# Toro Lawn mower repair



## spyrod59 (Feb 27, 2009)

I have a Toro Lwan mower model 20043 which I broke the pull cord on. How hard is it to repalce and what are the steps and problems?

Thank


----------



## DangerMouse (Jul 17, 2008)

they can be a real pain to re-rope, but the last time i had a similar problem, i went to a mower repair shop and the guy sold me the whole unit for $10 used. worth asking!

DM


----------



## Kap (Jun 20, 2008)

Most definitely easier to get the whole unit. Found out where yoour local mower grave yard is. Over here, thay have a section at our landfill, then the scrap dealer picks everything up weekly.

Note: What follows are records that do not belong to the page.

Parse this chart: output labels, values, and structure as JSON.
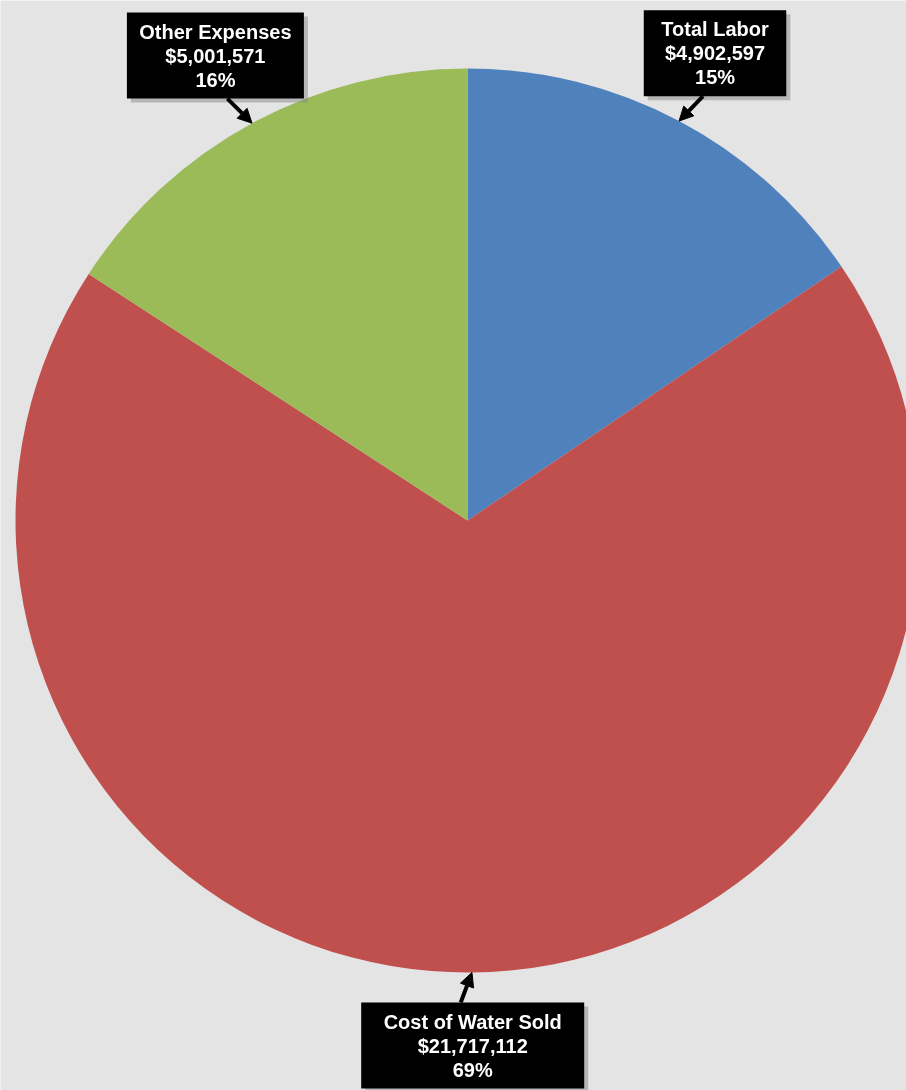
{
  "chart_data": {
    "type": "pie",
    "categories": [
      "Total Labor",
      "Cost of Water Sold",
      "Other Expenses"
    ],
    "values": [
      4902597,
      21717112,
      5001571
    ],
    "colors": [
      "#4f81bd",
      "#c0504d",
      "#9bbb59"
    ],
    "value_labels": [
      "$4,902,597\n15%",
      "$21,717,112\n69%",
      "$5,001,571\n16%"
    ]
  }
}
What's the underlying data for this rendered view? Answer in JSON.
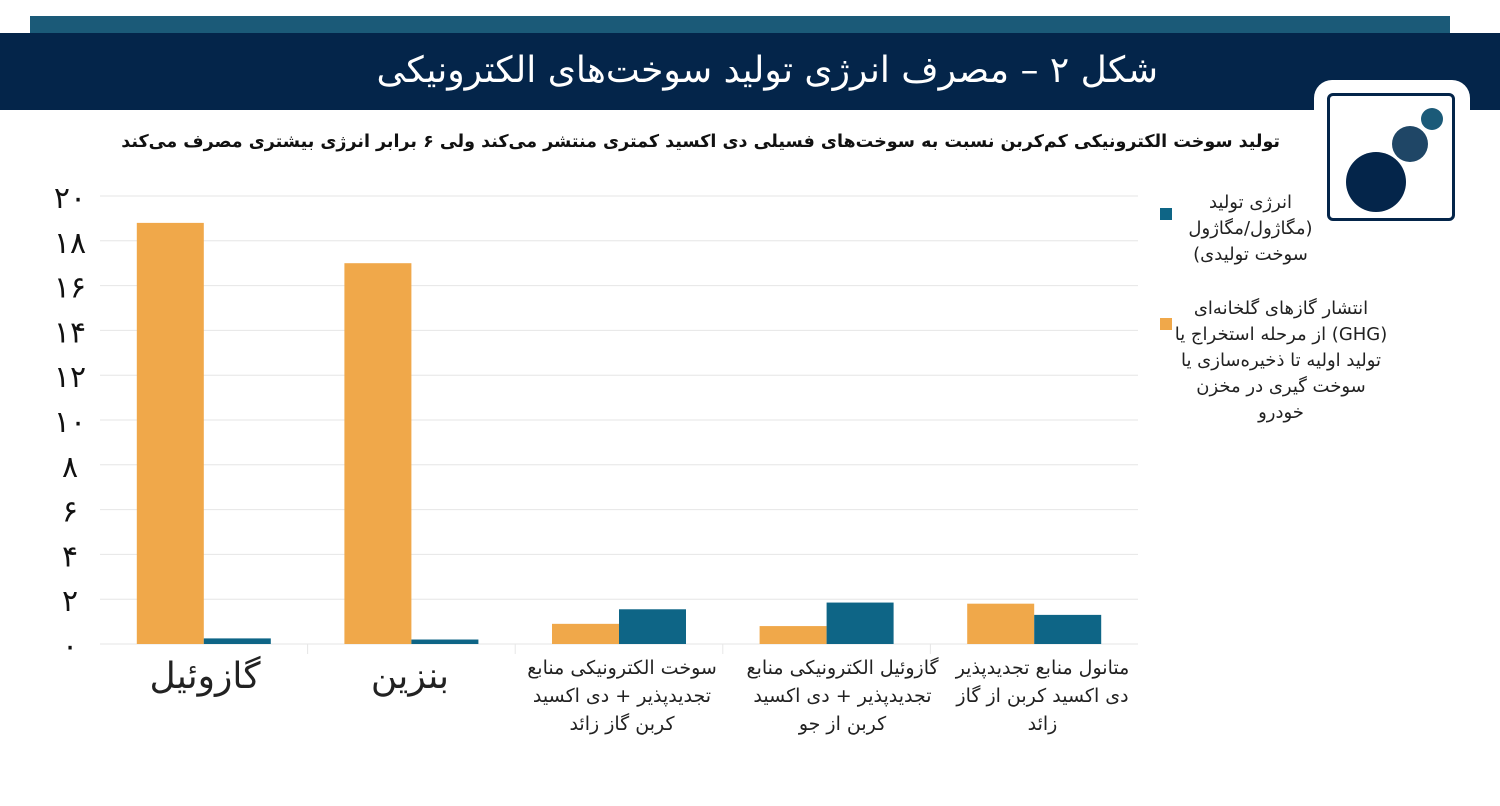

I have saved hundreds on parts by checking there for DOA's with good parts.


----------



## ray-ray (Aug 20, 2014)

Have TORO 22" Electric Start Personal Pace model 20334, serial number 310001262 need instruction on replacing drive belt.

Thanks in advance for your support and help

Ray-Ray


----------



## joecaption (Nov 30, 2011)

ray-ray go back and post your own question by adding your own post.
Impossible to keep things straight by adding onto someone else's.


----------



## jmon (Nov 5, 2012)

Most members don't respond to old threads as it can be confusing as mentioned above. This one started in 2009. You may get better results starting a new thread of your own as suggested by Joe.

However, repairclinic.com has a quick video on how to do it. Click on link. Hope it helps you. 

https://www.youtube.com/watch?v=xbA9vS_eI6Y


----------